By Michelle Nunn

The saying goes that those who don't learn history are doomed to repeat it. But I fear that people who aren't familiar with one remarkable chapter in American history will be doomed not to repeat it. And it bears repeating.

This chapter launched from right here in Philadelphia in the wake of World War II, when the cargo ship American Traveller left carrying 15,000 boxes of food for families clinging to survival in war-torn Europe. The shipment had been organized by a new humanitarian group called CARE. And exactly 70 years ago this week, on May 11, 1946, those boxes - the world's first CARE packages - were distributed at Le Havre, France.

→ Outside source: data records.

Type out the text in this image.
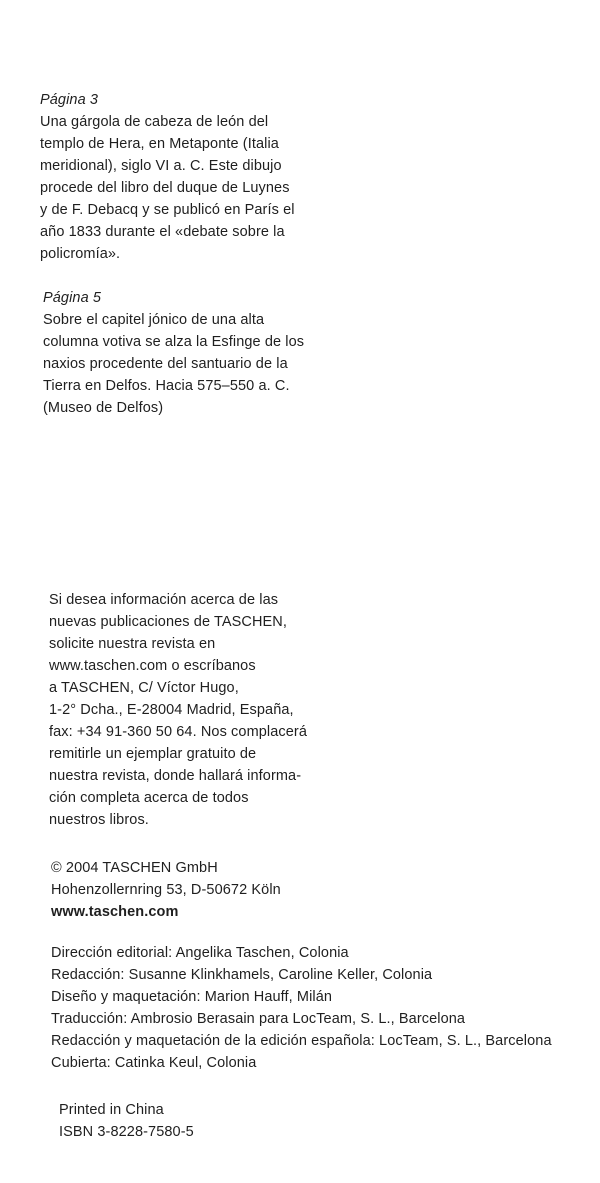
Página 3
Una gárgola de cabeza de león del
templo de Hera, en Metaponte (Italia
meridional), siglo VI a. C. Este dibujo
procede del libro del duque de Luynes
y de F. Debacq y se publicó en París el
año 1833 durante el «debate sobre la
policromía».
Página 5
Sobre el capitel jónico de una alta
columna votiva se alza la Esfinge de los
naxios procedente del santuario de la
Tierra en Delfos. Hacia 575–550 a. C.
(Museo de Delfos)
Si desea información acerca de las
nuevas publicaciones de TASCHEN,
solicite nuestra revista en
www.taschen.com o escríbanos
a TASCHEN, C/ Víctor Hugo,
1-2° Dcha., E-28004 Madrid, España,
fax: +34 91-360 50 64. Nos complacerá
remitirle un ejemplar gratuito de
nuestra revista, donde hallará informa-
ción completa acerca de todos
nuestros libros.
© 2004 TASCHEN GmbH
Hohenzollernring 53, D-50672 Köln
www.taschen.com
Dirección editorial: Angelika Taschen, Colonia
Redacción: Susanne Klinkhamels, Caroline Keller, Colonia
Diseño y maquetación: Marion Hauff, Milán
Traducción: Ambrosio Berasain para LocTeam, S. L., Barcelona
Redacción y maquetación de la edición española: LocTeam, S. L., Barcelona
Cubierta: Catinka Keul, Colonia
Printed in China
ISBN 3-8228-7580-5
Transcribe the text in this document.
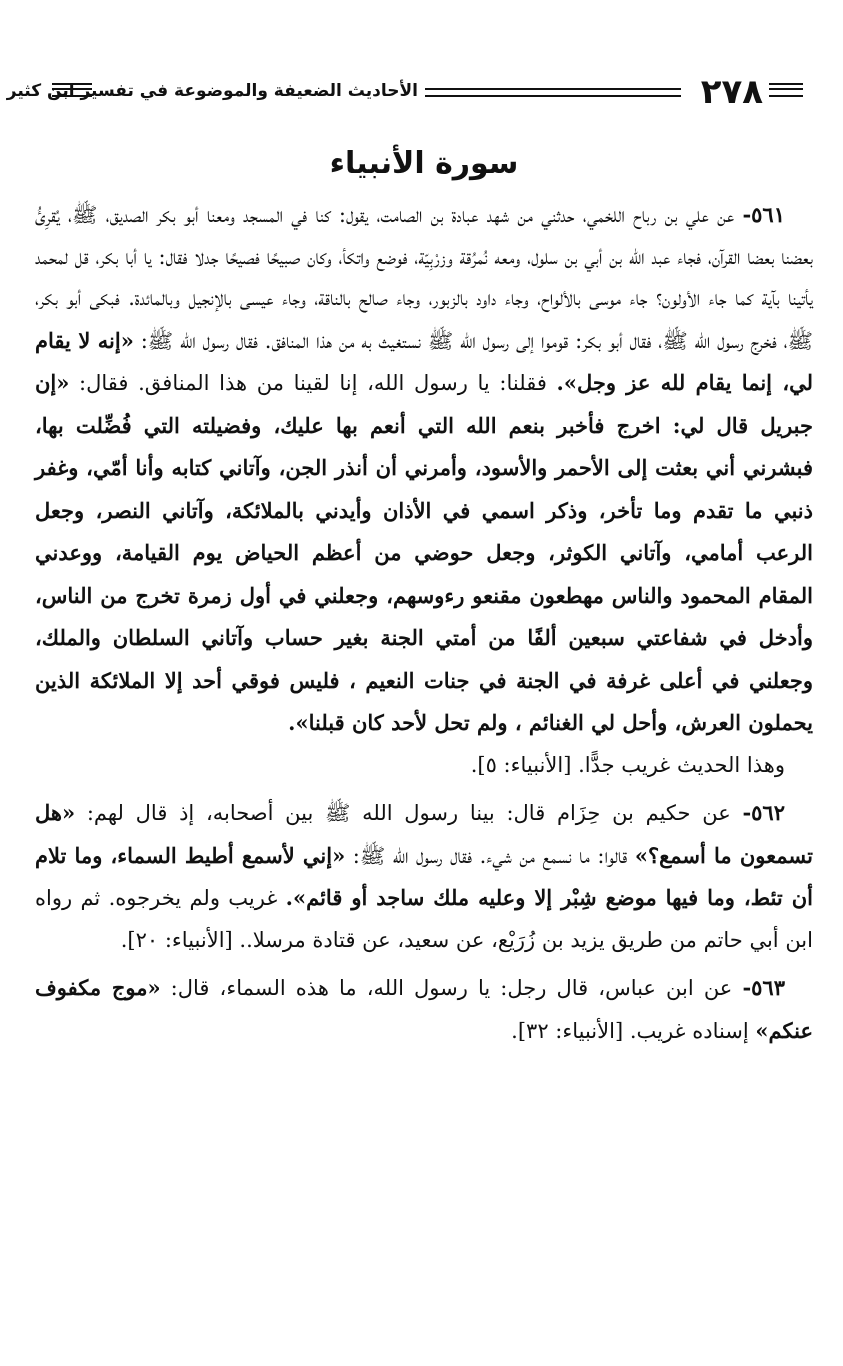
٢٧٨
الأحاديث الضعيفة والموضوعة في تفسير ابن كثير
سورة الأنبياء

٥٦١- عن علي بن رباح اللخمي، حدثني من شهد عبادة بن الصامت، يقول: كنا في المسجد ومعنا أبو بكر الصديق، ﷺ، يُقرِئُ بعضنا بعضا القرآن، فجاء عبد الله بن أبي بن سلول، ومعه نُمرُقة وزرْبِيّة، فوضع واتكأ، وكان صبيحًا فصيحًا جدلا فقال: يا أبا بكر، قل لمحمد يأتينا بآية كما جاء الأولون؟ جاء موسى بالألواح، وجاء داود بالزبور، وجاء صالح بالناقة، وجاء عيسى بالإنجيل وبالمائدة. فبكى أبو بكر، ﷺ، فخرج رسول الله ﷺ، فقال أبو بكر: قوموا إلى رسول الله ﷺ نستغيث به من هذا المنافق. فقال رسول الله ﷺ: «إنه لا يقام لي، إنما يقام لله عز وجل». فقلنا: يا رسول الله، إنا لقينا من هذا المنافق. فقال: «إن جبريل قال لي: اخرج فأخبر بنعم الله التي أنعم بها عليك، وفضيلته التي فُضِّلت بها، فبشرني أني بعثت إلى الأحمر والأسود، وأمرني أن أنذر الجن، وآتاني كتابه وأنا أمّي، وغفر ذنبي ما تقدم وما تأخر، وذكر اسمي في الأذان وأيدني بالملائكة، وآتاني النصر، وجعل الرعب أمامي، وآتاني الكوثر، وجعل حوضي من أعظم الحياض يوم القيامة، ووعدني المقام المحمود والناس مهطعون مقنعو رءوسهم، وجعلني في أول زمرة تخرج من الناس، وأدخل في شفاعتي سبعين ألفًا من أمتي الجنة بغير حساب وآتاني السلطان والملك، وجعلني في أعلى غرفة في الجنة في جنات النعيم ، فليس فوقي أحد إلا الملائكة الذين يحملون العرش، وأحل لي الغنائم ، ولم تحل لأحد كان قبلنا».

وهذا الحديث غريب جدًّا. [الأنبياء: ٥].

٥٦٢- عن حكيم بن حِزَام قال: بينا رسول الله ﷺ بين أصحابه، إذ قال لهم: «هل تسمعون ما أسمع؟» قالوا: ما نسمع من شيء. فقال رسول الله ﷺ: «إني لأسمع أطيط السماء، وما تلام أن تئط، وما فيها موضع شِبْر إلا وعليه ملك ساجد أو قائم». غريب ولم يخرجوه. ثم رواه ابن أبي حاتم من طريق يزيد بن زُرَيْع، عن سعيد، عن قتادة مرسلا.. [الأنبياء: ٢٠].

٥٦٣- عن ابن عباس، قال رجل: يا رسول الله، ما هذه السماء، قال: «موج مكفوف عنكم» إسناده غريب. [الأنبياء: ٣٢].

Over the next two decades Americans would send more than 100 million CARE packages to people in need all over the world. Many of them were assembled, fittingly, in the City of Brotherly Love, in a warehouse at Pier 38 on the Delaware River.

Today the term care package is part of the American vernacular. But most people don't know its history, according to a new Harris Poll conducted on behalf of CARE. The online poll of more than 2,100 American adults found that while 84 percent of respondents were aware of the phrase care package and 60 percent had either sent or received one, only 13 percent knew the term's roots.

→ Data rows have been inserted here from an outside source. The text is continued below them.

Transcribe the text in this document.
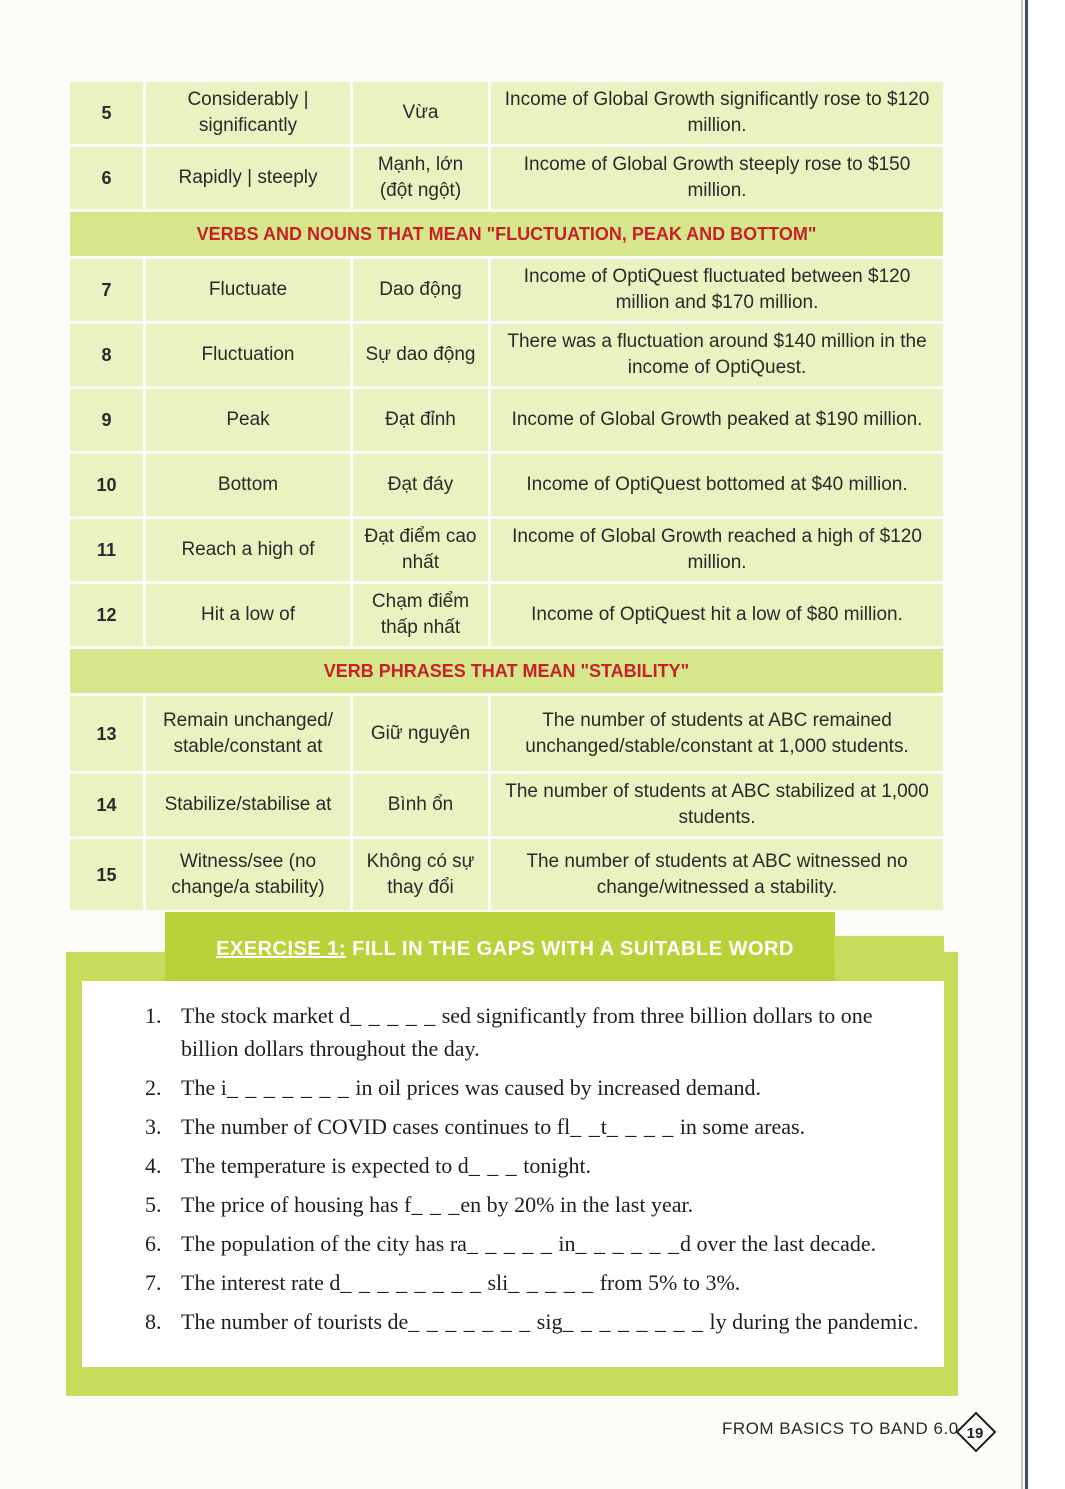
5	Considerably | significantly	Vừa	Income of Global Growth significantly rose to $120 million.
6	Rapidly | steeply	Mạnh, lớn (đột ngột)	Income of Global Growth steeply rose to $150 million.
VERBS AND NOUNS THAT MEAN "FLUCTUATION, PEAK AND BOTTOM"			
7	Fluctuate	Dao động	Income of OptiQuest fluctuated between $120 million and $170 million.
8	Fluctuation	Sự dao động	There was a fluctuation around $140 million in the income of OptiQuest.
9	Peak	Đạt đỉnh	Income of Global Growth peaked at $190 million.
10	Bottom	Đạt đáy	Income of OptiQuest bottomed at $40 million.
11	Reach a high of	Đạt điểm cao nhất	Income of Global Growth reached a high of $120 million.
12	Hit a low of	Chạm điểm thấp nhất	Income of OptiQuest hit a low of $80 million.
VERB PHRASES THAT MEAN "STABILITY"			
13	Remain unchanged/ stable/constant at	Giữ nguyên	The number of students at ABC remained unchanged/stable/constant at 1,000 students.
14	Stabilize/stabilise at	Bình ổn	The number of students at ABC stabilized at 1,000 students.
15	Witness/see (no change/a stability)	Không có sự thay đổi	The number of students at ABC witnessed no change/witnessed a stability.
EXERCISE 1: FILL IN THE GAPS WITH A SUITABLE WORD
1. The stock market d_ _ _ _ _ sed significantly from three billion dollars to one billion dollars throughout the day.
2. The i_ _ _ _ _ _ _ in oil prices was caused by increased demand.
3. The number of COVID cases continues to fl_ _t_ _ _ _ in some areas.
4. The temperature is expected to d_ _ _ tonight.
5. The price of housing has f_ _ _en by 20% in the last year.
6. The population of the city has ra_ _ _ _ _ in_ _ _ _ _ _d over the last decade.
7. The interest rate d_ _ _ _ _ _ _ _ sli_ _ _ _ _ from 5% to 3%.
8. The number of tourists de_ _ _ _ _ _ _ sig_ _ _ _ _ _ _ _ ly during the pandemic.
FROM BASICS TO BAND 6.0 19
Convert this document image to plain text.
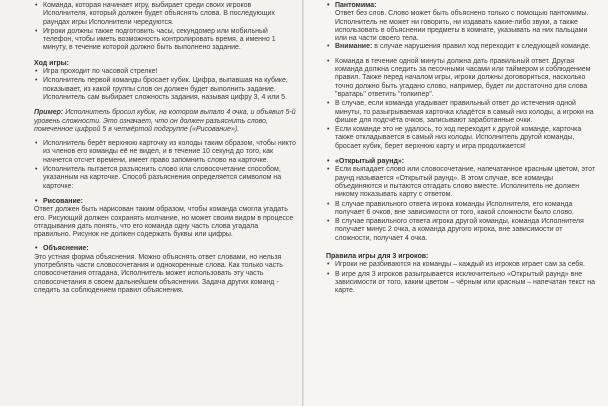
• Команда, которая начинает игру, выбирает среди своих игроков Исполнителя, который должен будет объяснять слова. В последующих раундах игры Исполнители чередуются.
• Игроки должны также подготовить часы, секундомер или мобильный телефон, чтобы иметь возможность контролировать время, а именно 1 минуту, в течение которой должно быть выполнено задание.

Ход игры:

• Игра проходит по часовой стрелке!
• Исполнитель первой команды бросает кубик. Цифра, выпавшая на кубике, показывает, из какой группы слов он должен будет выполнить задание. Исполнитель сам выбирает сложность задания, называя цифру 3, 4 или 5.

Пример: Исполнитель бросил кубик, на котором выпало 4 очка, и объявил 5-й уровень сложности. Это означает, что он должен разъяснить слово, помеченное цифрой 5 в четвёртой подгруппе («Рисование»).

• Исполнитель берёт верхнюю карточку из колоды таким образом, чтобы никто из членов его команды её не видел, и в течение 10 секунд до того, как начнется отсчет времени, имеет право запомнить слово на карточке.
• Исполнитель пытается разъяснить слово или словосочетание способом, указанным на карточке. Способ разъяснения определяется символом на карточке:
• Рисование:

Ответ должен быть нарисован таким образом, чтобы команда смогла угадать его. Рисующий должен сохранять молчание, но может своим видом в процессе отгадывания дать понять, что его команда одну часть слова угадала правильно. Рисунок не должен содержать буквы или цифры.

• Объяснение:

Это устная форма объяснения. Можно объяснять ответ словами, но нельзя употреблять части словосочетания и однокоренные слова. Как только часть словосочетания отгадана, Исполнитель может использовать эту часть словосочетания в своем дальнейшем объяснении. Задача других команд - следить за соблюдением правил объяснения.

• Пантомима:

Ответ без слов. Слово может быть объяснено только с помощью пантомимы. Исполнитель не может ни говорить, ни издавать какие-либо звуки, а также использовать в объяснении предметы в комнате, указывать на них пальцами или на части своего тела.

• Внимание: в случае нарушения правил ход переходит к следующей команде.
• Команда в течение одной минуты должна дать правильный ответ. Другая команда должна следить за песочными часами или таймером и соблюдением правил. Также перед началом игры, игроки должны договориться, насколько точно должно быть угадано слово, например, будет ли достаточно для слова "вратарь" ответить "голкипер".
• В случае, если команда угадывает правильный ответ до истечения одной минуты, то разыгрываемая карточка кладётся в самый низ колоды, а игроки на фишке для подсчёта очков, записывают заработанные очки.
• Если команде это не удалось, то ход переходит к другой команде, карточка также откладывается в самый низ колоды. Исполнитель другой команды, бросает кубик, берет верхнюю карту и игра продолжается!
• «Открытый раунд»:
• Если выпадает слово или словосочетание, напечатанное красным цветом, этот раунд называется «Открытый раунд». В этом случае, все команды объединяются и пытаются отгадать слово вместе. Исполнитель не должен никому показывать карту с ответом.
• В случае правильного ответа игрока команды Исполнителя, его команда получает 6 очков, вне зависимости от того, какой сложности было слово.
• В случае правильного ответа игрока другой команды, команда Исполнителя получает минус 2 очка, а команда другого игрока, вне зависимости от сложности, получает 4 очка.

Правила игры для 3 игроков:

• Игроки не разбиваются на команды – каждый из игроков играет сам за себя.
• В игре для 3 игроков разыгрывается исключительно «Открытый раунд» вне зависимости от того, каким цветом – чёрным или красным – напечатан текст на карте.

Now is the time to recapture the spirit of the CARE package. There are nearly 60 million refugees around the world, the most since World War II. Many are risking their lives in search of a better future for their families. The scale can leave people numb, unable to see clearly how to help.

And that's exactly where the CARE package helps. It embodies, in a single box, the instinct one feels to help another in need. But we have to learn its history, something I realized last year as I took the helm at CARE. My 80-year-old Auntie Betty told me about my own family's ties to CARE, a story I had never heard before. My grandmother, a Girl Scout leader in Middle Georgia, had led her troop in sending a CARE package to a little girl in France. What struck me most was that after all these years, Aunt Betty still remembers the girl's name: Marie Francois Brune.

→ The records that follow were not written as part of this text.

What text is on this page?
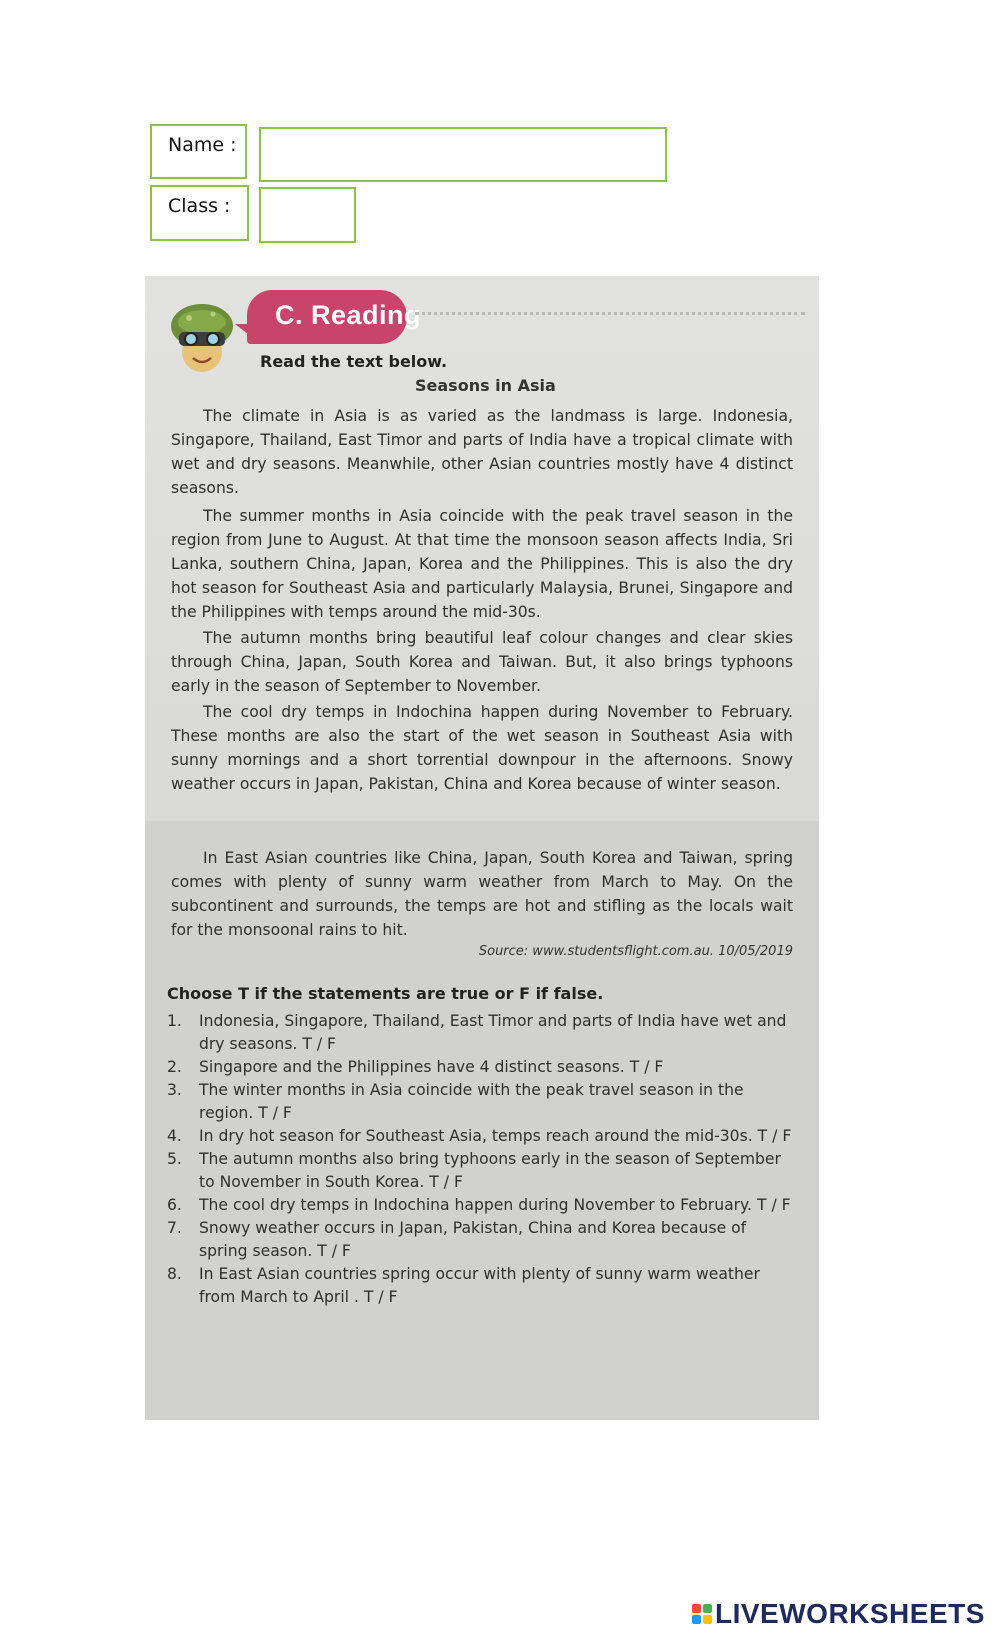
Name :
Class :
C. Reading
Read the text below.
Seasons in Asia

The climate in Asia is as varied as the landmass is large. Indonesia, Singapore, Thailand, East Timor and parts of India have a tropical climate with wet and dry seasons. Meanwhile, other Asian countries mostly have 4 distinct seasons.

The summer months in Asia coincide with the peak travel season in the region from June to August. At that time the monsoon season affects India, Sri Lanka, southern China, Japan, Korea and the Philippines. This is also the dry hot season for Southeast Asia and particularly Malaysia, Brunei, Singapore and the Philippines with temps around the mid-30s.

The autumn months bring beautiful leaf colour changes and clear skies through China, Japan, South Korea and Taiwan. But, it also brings typhoons early in the season of September to November.

The cool dry temps in Indochina happen during November to February. These months are also the start of the wet season in Southeast Asia with sunny mornings and a short torrential downpour in the afternoons. Snowy weather occurs in Japan, Pakistan, China and Korea because of winter season.

In East Asian countries like China, Japan, South Korea and Taiwan, spring comes with plenty of sunny warm weather from March to May. On the subcontinent and surrounds, the temps are hot and stifling as the locals wait for the monsoonal rains to hit.

Source: www.studentsflight.com.au. 10/05/2019
Choose T if the statements are true or F if false.
1.	Indonesia, Singapore, Thailand, East Timor and parts of India have wet and dry seasons. T / F
2.	Singapore and the Philippines have 4 distinct seasons. T / F
3.	The winter months in Asia coincide with the peak travel season in the region. T / F
4.	In dry hot season for Southeast Asia, temps reach around the mid-30s. T / F
5.	The autumn months also bring typhoons early in the season of September to November in South Korea. T / F
6.	The cool dry temps in Indochina happen during November to February. T / F
7.	Snowy weather occurs in Japan, Pakistan, China and Korea because of spring season. T / F
8.	In East Asian countries spring occur with plenty of sunny warm weather from March to April . T / F
LIVEWORKSHEETS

We at CARE (Cooperative for Assistance and Relief Everywhere) channeled the power of the CARE package earlier this year by asking original recipients - once child refugees themselves - to write letters to Syrian children whose families have fled to Jordan. Helga Kissell, 87, of Colorado Springs, wrote Sajeda, a 16-year-old Syrian refugee. Helga's letter described the hardships she overcame in Germany, having lost her father in an air raid, then her home and everything she owned. "Always remember the good times," she wrote to Sajeda, "and look forward to what the future may bring."

Upon reading the letter, Sajeda broke into tears. She recalled hiding in her attic the day her parents said it was time to flee the bombing. And even after leaving, Sajeda said it felt like she had left herself in Syria - until that letter arrived from a stranger in America who had received a CARE package as a girl. "Helga," Sajeda said through tears, "made me feel like I exist."

After reading the letters written by Helga and other original package recipients, more than 1,200 people have submitted their own messages of hope and solidarity to Syrian refugees at Many also donated one of today's CARE packages - grocery debit cards that allow refugee families to buy the foods they need. This is even better than sending a box because there's no money lost in transportation, and the grocery cards support the local economy.

It's heartening to see the CARE package spirit spreading. But we have to do more. The Syrian conflict has displaced more people than any since World War II. Yet the humanitarian response there and in neighboring countries remains woefully underfunded. And Syrian refugees haven't exactly received a warm embrace from many parts of America. Instead, how we handle refugees has grown into a divisive issue.

In looking back at our own history, CARE recently discovered a Philadelphia Evening Bulletin political cartoon from 1948. It featured an angry-looking crowd of people and the words "Political, economic and national differences" rising from all of the pointing and shouting.

The cartoon's title, "Above the Bickering," referred to what sat in the palm of a giant hand extended out over the angry crowd.

It was a CARE package.

Michelle Nunn is the president and CEO of CARE.